Hmm. That's kind of doing what a couple of my SDI capture devices were doing. I always assumed it was either baked into the tape itself and sort of a consequence of high contrast edges.
Just as an example of what I was seeing in one of my tests below. You'll notice the ring on her finger and her nose seem to have too much luminance on the left, but is also much sharper on the left in general. You can see a shadow to the right of her face and to the right of the coffee cup. Text also seems to have a shadow and more sharpening noise on the left, yet I still prefer the left. The one on the left is a BMD mini Analog to SDI converter and the one on the right as an ADVC-G1 both of which convert to SDI. Both were fed component from a FA-310 Frame TBC. Playback source is a 9911U (with TBC on) with a commercially made SP tape outputting S-Video into the TBC. The actual luminance levels going into both devices was adjusted via proc amp and waveform monitor so as not to exceed 100IRE. Both devices use Analog Devices DACs with slightly different part numbers.
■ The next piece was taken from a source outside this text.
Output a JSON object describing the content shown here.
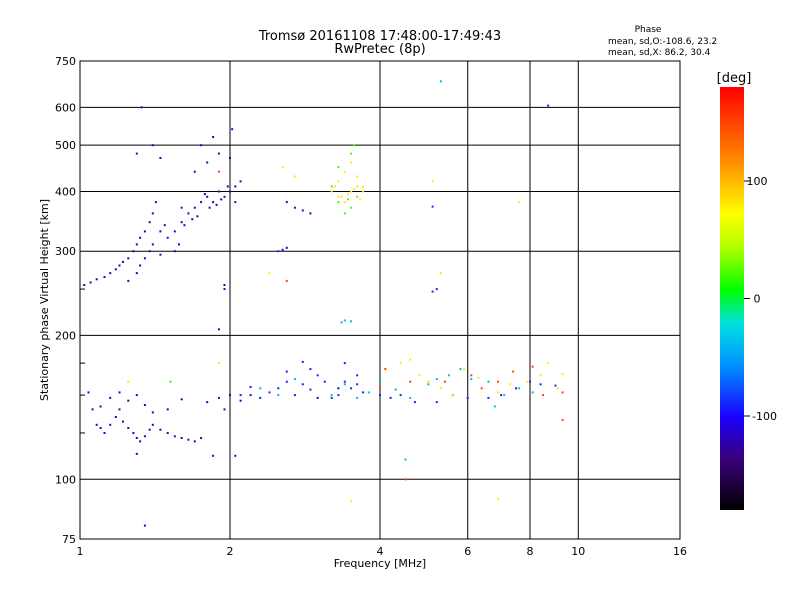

I'm kind of shocked that there's so much more apparent detail in the hair in the left. Also noticed that the frames aren't identical (Johny Carson's hand is in a different position in each), so could be the ring was just that way in that specific frame.
But more to the OP's point, how do you reduce luma sharpening at the source? I'm not aware of most VCRs having much in the way of sharpness adjustment - or are you saying choose "EDIT" mode if available?